Des peines de 5 000 à 10 000 euros d'amende ont été requises ce mardi en appel dans l'affaire de soupçons de favoritisme et de prise illégale d’intérêts. Les quatre prévenus ont clamé leur innocence. La décision sera rendue le 29 octobre.

Elisabeth Bonjean, à Bayonne, lors du premier procès en décembre 2018
Elisabeth Bonjean, à Bayonne, lors du premier procès en décembre 2018 © Radio France - Paul Ferrier

L'audience ce mardi a duré près de six heures devant la cour d'appel de Pau : deux anciens maires de Dax, Gabriel Bellocq et Elisabeth Bonjean, la soeur de cette dernière et un ex-adjoint, André Drouin, étaient rejugés dans l'affaire de l'attribution d'un marché public en 2012. 

C'est la soeur d'Elisabeth Bonjean qui avait gagné ce marché à l'époque, faisant craindre des soupçons de favoritisme. Tous les quatre avaient été relaxés en première instance à Bayonne l'an dernier, mais, comme le parquet avait fait appel, ce deuxième procès était organisé.  

A l'issue du procès ce mardi, la décision a été mise en délibéré : elle sera rendue le jeudi 29 octobre par la cour d'appel de Pau. 

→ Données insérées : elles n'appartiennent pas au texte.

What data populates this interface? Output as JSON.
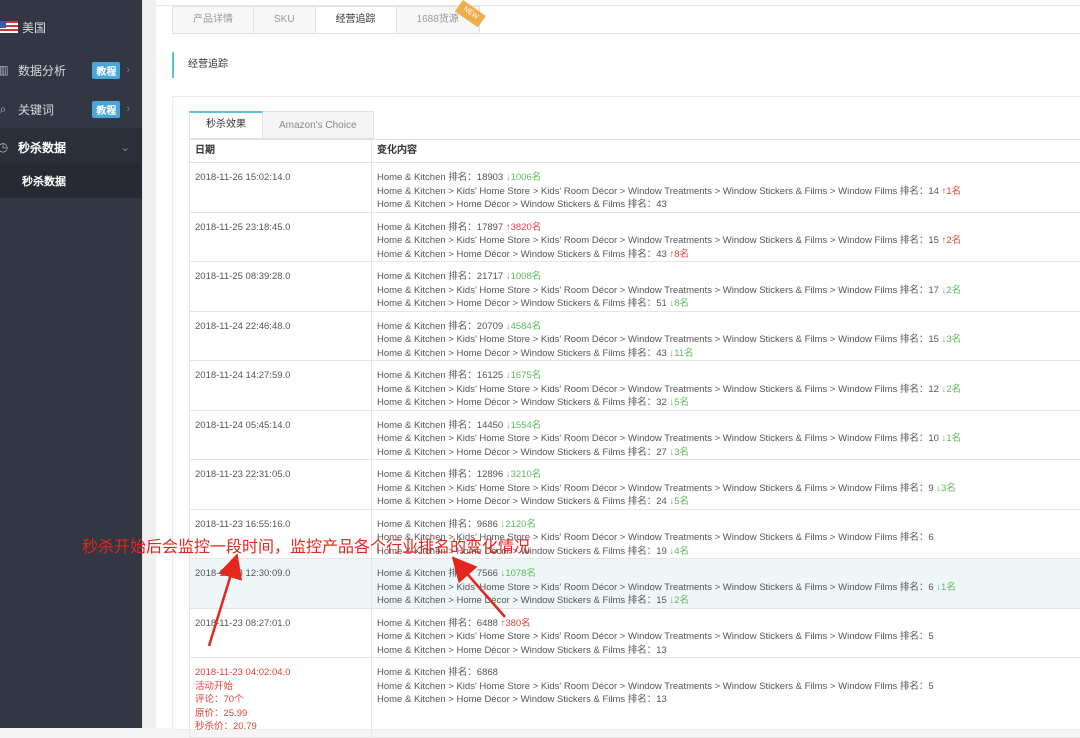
{
  "sidebar": {
    "country": "美国",
    "items": [
      {
        "label": "数据分析",
        "badge": "教程"
      },
      {
        "label": "关键词",
        "badge": "教程"
      },
      {
        "label": "秒杀数据"
      }
    ],
    "sub_item": "秒杀数据"
  },
  "tabs": [
    {
      "label": "产品详情"
    },
    {
      "label": "SKU"
    },
    {
      "label": "经营追踪"
    },
    {
      "label": "1688货源",
      "badge": "NEW"
    }
  ],
  "section_title": "经营追踪",
  "subtabs": [
    {
      "label": "秒杀效果"
    },
    {
      "label": "Amazon's Choice"
    }
  ],
  "table": {
    "headers": [
      "日期",
      "变化内容"
    ],
    "rows": [
      {
        "date": "2018-11-26 15:02:14.0",
        "lines": [
          {
            "text": "Home & Kitchen 排名：18903",
            "change": "1006名",
            "dir": "down"
          },
          {
            "text": "Home & Kitchen > Kids' Home Store > Kids' Room Décor > Window Treatments > Window Stickers & Films > Window Films 排名：14",
            "change": "1名",
            "dir": "up"
          },
          {
            "text": "Home & Kitchen > Home Décor > Window Stickers & Films 排名：43"
          }
        ]
      },
      {
        "date": "2018-11-25 23:18:45.0",
        "lines": [
          {
            "text": "Home & Kitchen 排名：17897",
            "change": "3820名",
            "dir": "up"
          },
          {
            "text": "Home & Kitchen > Kids' Home Store > Kids' Room Décor > Window Treatments > Window Stickers & Films > Window Films 排名：15",
            "change": "2名",
            "dir": "up"
          },
          {
            "text": "Home & Kitchen > Home Décor > Window Stickers & Films 排名：43",
            "change": "8名",
            "dir": "up"
          }
        ]
      },
      {
        "date": "2018-11-25 08:39:28.0",
        "lines": [
          {
            "text": "Home & Kitchen 排名：21717",
            "change": "1008名",
            "dir": "down"
          },
          {
            "text": "Home & Kitchen > Kids' Home Store > Kids' Room Décor > Window Treatments > Window Stickers & Films > Window Films 排名：17",
            "change": "2名",
            "dir": "down"
          },
          {
            "text": "Home & Kitchen > Home Décor > Window Stickers & Films 排名：51",
            "change": "8名",
            "dir": "down"
          }
        ]
      },
      {
        "date": "2018-11-24 22:46:48.0",
        "lines": [
          {
            "text": "Home & Kitchen 排名：20709",
            "change": "4584名",
            "dir": "down"
          },
          {
            "text": "Home & Kitchen > Kids' Home Store > Kids' Room Décor > Window Treatments > Window Stickers & Films > Window Films 排名：15",
            "change": "3名",
            "dir": "down"
          },
          {
            "text": "Home & Kitchen > Home Décor > Window Stickers & Films 排名：43",
            "change": "11名",
            "dir": "down"
          }
        ]
      },
      {
        "date": "2018-11-24 14:27:59.0",
        "lines": [
          {
            "text": "Home & Kitchen 排名：16125",
            "change": "1675名",
            "dir": "down"
          },
          {
            "text": "Home & Kitchen > Kids' Home Store > Kids' Room Décor > Window Treatments > Window Stickers & Films > Window Films 排名：12",
            "change": "2名",
            "dir": "down"
          },
          {
            "text": "Home & Kitchen > Home Décor > Window Stickers & Films 排名：32",
            "change": "5名",
            "dir": "down"
          }
        ]
      },
      {
        "date": "2018-11-24 05:45:14.0",
        "lines": [
          {
            "text": "Home & Kitchen 排名：14450",
            "change": "1554名",
            "dir": "down"
          },
          {
            "text": "Home & Kitchen > Kids' Home Store > Kids' Room Décor > Window Treatments > Window Stickers & Films > Window Films 排名：10",
            "change": "1名",
            "dir": "down"
          },
          {
            "text": "Home & Kitchen > Home Décor > Window Stickers & Films 排名：27",
            "change": "3名",
            "dir": "down"
          }
        ]
      },
      {
        "date": "2018-11-23 22:31:05.0",
        "lines": [
          {
            "text": "Home & Kitchen 排名：12896",
            "change": "3210名",
            "dir": "down"
          },
          {
            "text": "Home & Kitchen > Kids' Home Store > Kids' Room Décor > Window Treatments > Window Stickers & Films > Window Films 排名：9",
            "change": "3名",
            "dir": "down"
          },
          {
            "text": "Home & Kitchen > Home Décor > Window Stickers & Films 排名：24",
            "change": "5名",
            "dir": "down"
          }
        ]
      },
      {
        "date": "2018-11-23 16:55:16.0",
        "lines": [
          {
            "text": "Home & Kitchen 排名：9686",
            "change": "2120名",
            "dir": "down"
          },
          {
            "text": "Home & Kitchen > Kids' Home Store > Kids' Room Décor > Window Treatments > Window Stickers & Films > Window Films 排名：6"
          },
          {
            "text": "Home & Kitchen > Home Décor > Window Stickers & Films 排名：19",
            "change": "4名",
            "dir": "down"
          }
        ]
      },
      {
        "date": "2018-11-23 12:30:09.0",
        "highlight": true,
        "lines": [
          {
            "text": "Home & Kitchen 排名：7566",
            "change": "1078名",
            "dir": "down"
          },
          {
            "text": "Home & Kitchen > Kids' Home Store > Kids' Room Décor > Window Treatments > Window Stickers & Films > Window Films 排名：6",
            "change": "1名",
            "dir": "down"
          },
          {
            "text": "Home & Kitchen > Home Décor > Window Stickers & Films 排名：15",
            "change": "2名",
            "dir": "down"
          }
        ]
      },
      {
        "date": "2018-11-23 08:27:01.0",
        "lines": [
          {
            "text": "Home & Kitchen 排名：6488",
            "change": "380名",
            "dir": "up"
          },
          {
            "text": "Home & Kitchen > Kids' Home Store > Kids' Room Décor > Window Treatments > Window Stickers & Films > Window Films 排名：5"
          },
          {
            "text": "Home & Kitchen > Home Décor > Window Stickers & Films 排名：13"
          }
        ]
      },
      {
        "date": "2018-11-23 04:02:04.0",
        "date_warn": true,
        "date_notes": [
          "活动开始",
          "评论：70个",
          "原价：25.99",
          "秒杀价：20.79"
        ],
        "lines": [
          {
            "text": "Home & Kitchen 排名：6868"
          },
          {
            "text": "Home & Kitchen > Kids' Home Store > Kids' Room Décor > Window Treatments > Window Stickers & Films > Window Films 排名：5"
          },
          {
            "text": "Home & Kitchen > Home Décor > Window Stickers & Films 排名：13"
          }
        ]
      }
    ]
  },
  "annotation": "秒杀开始后会监控一段时间，监控产品各个行业排名的变化情况",
  "colors": {
    "up": "#e0413a",
    "down": "#5cb85c",
    "accent": "#5bc0de",
    "sidebar": "#333744"
  }
}
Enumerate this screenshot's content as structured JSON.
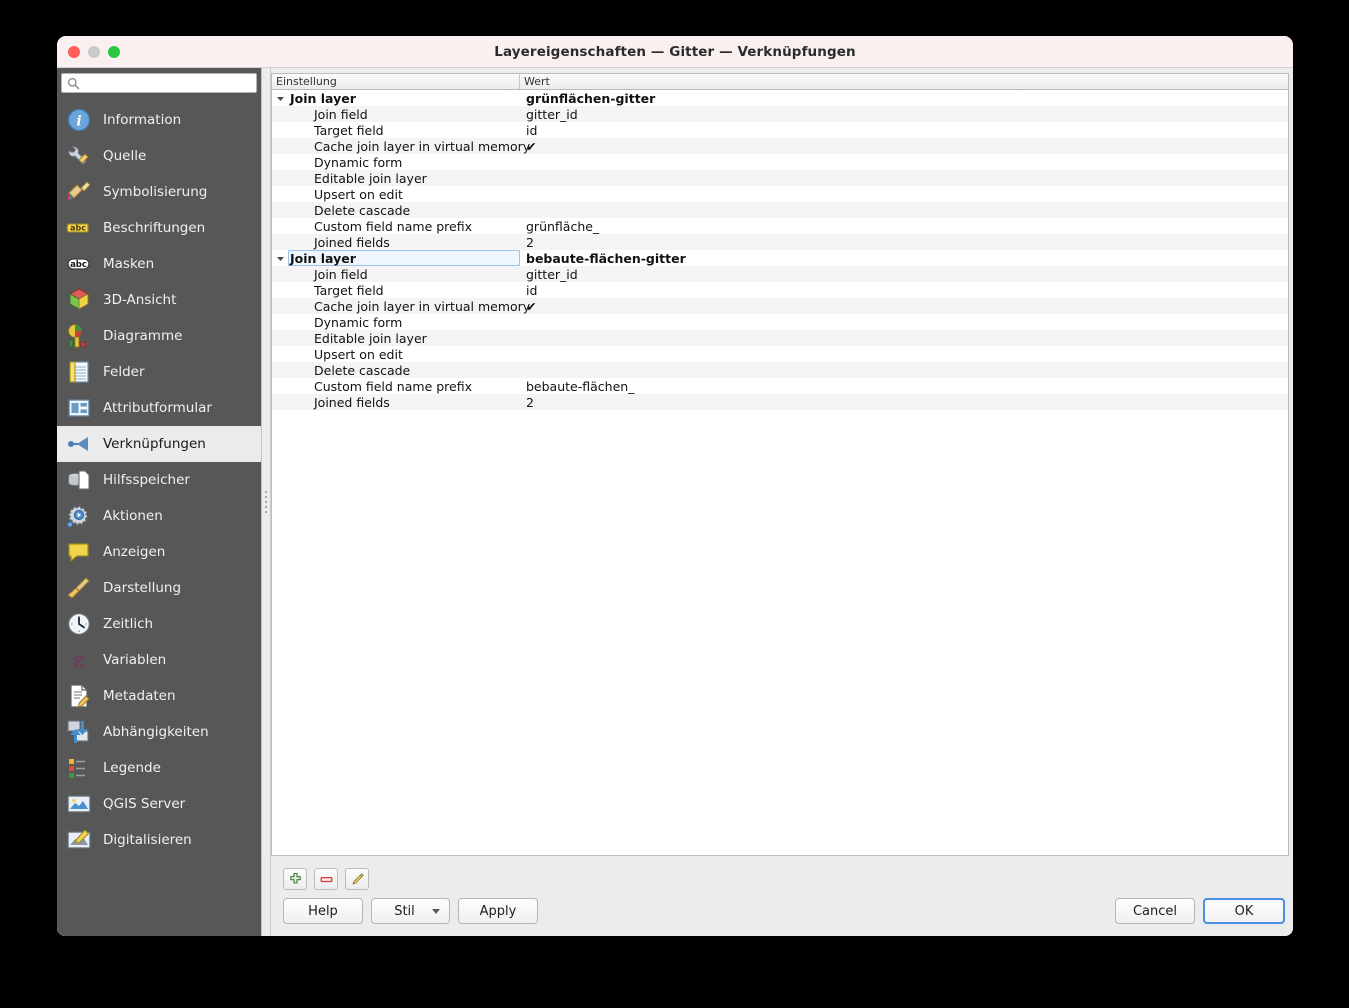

Des amendes requises en appel 

Lors de l'audience ce mardi, la procureur générale a requis contre les quatre prévenus des amendes de 5 000 à 10 000 euros ainsi que des peines d'interdiction d’exercice de la fonctions publique, estimant que le marché public avait été truqué. "Il y a eu des échanges, des informations privilégiées, il y un avantage procuré à la candidate gagnante" a souligné l'accusation. En 2012, alors qu'Elisabeth Bonjean était première adjointe à Dax, c'est sa soeur, Joëlle de La Tullaye, qui avait obtenu un marché de 30.000 euros pour réaliser une étude sur le tourisme thermal. Si la réalité du travail n'est pas contesté - l'étude, qui a nécessité plusieurs mois de travail, a bien été rendue par Joëlle de La Tullaye - ce sont les conditions d'attribution du marché qui sont contestées.

En 2017, cinq après les faits, c'est une lettre anonyme, envoyée au parquet de Dax, qui avait déclenché l'enquête.  "A cause d'un corbeau malveillant, ma vie est devenue un enfer" a déclaré Gabriel Bellocq, mis en cause parce qu'il était le maire de Dax au moment des faits. "Un corbeau ? Non, plutôt un lanceur d'alerte" a corrigé l'avocate générale. 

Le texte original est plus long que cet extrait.